The Guardian tries its best to make codpieces trend, and it’s absolutely cringe. As usual these days, they convince no one. Yet it begs the question – why was the codpiece ever popular?
Here’s a believable practical purpose:
The codpiece did not just appear overnight, it evolved. In the late Middle Ages, when the rising hemlines of tunics, coupled with a lack of underwear led to exposure of wobbly bits. The parson in Chaucer’s Canterbury Tales decries the “scantnesse of clothing that covere nat the shameful members of man.”
University of Cambridge says the codpiece changed into a masculine showpiece, if you believe that.

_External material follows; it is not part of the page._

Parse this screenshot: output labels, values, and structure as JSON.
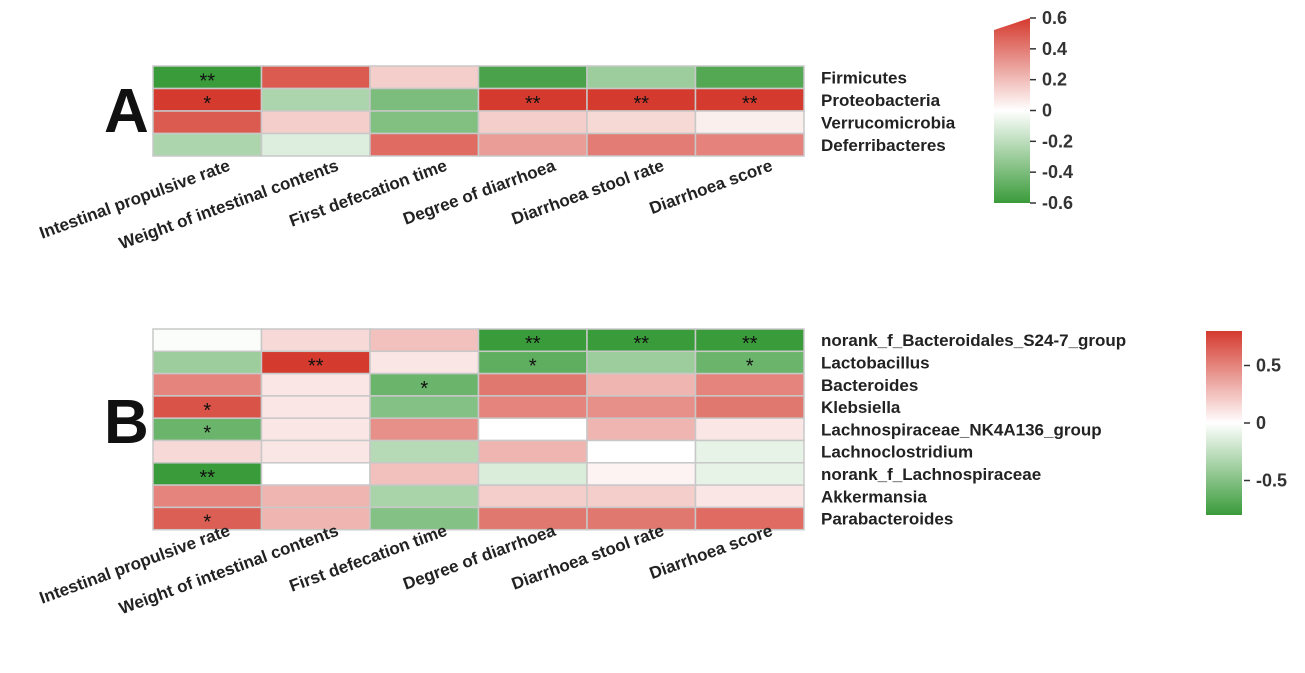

The trend soon gave way:
Costume historians have long argued that the codpiece fell from favour as the result of the vogue for femininity that swept through the French and English courts. Elaborate ruffs and ballooning breeches heralded a shift in focus to the face and hips. “It’s evident in the late-16th and early 17th-century portrait miniatures of decorous young men by Nicholas Hilliard and similar painters that the style of men’s fashion was taking a new direction,” says Bartels.
I definitely understand the practical explanation. The masculine/feminine thing seems like overreaching. I find it impossible to imagine a world where men start wearing codpieces outside their shorts or skinny jeans. I’ll file this under a Guardian prediction to see how they do.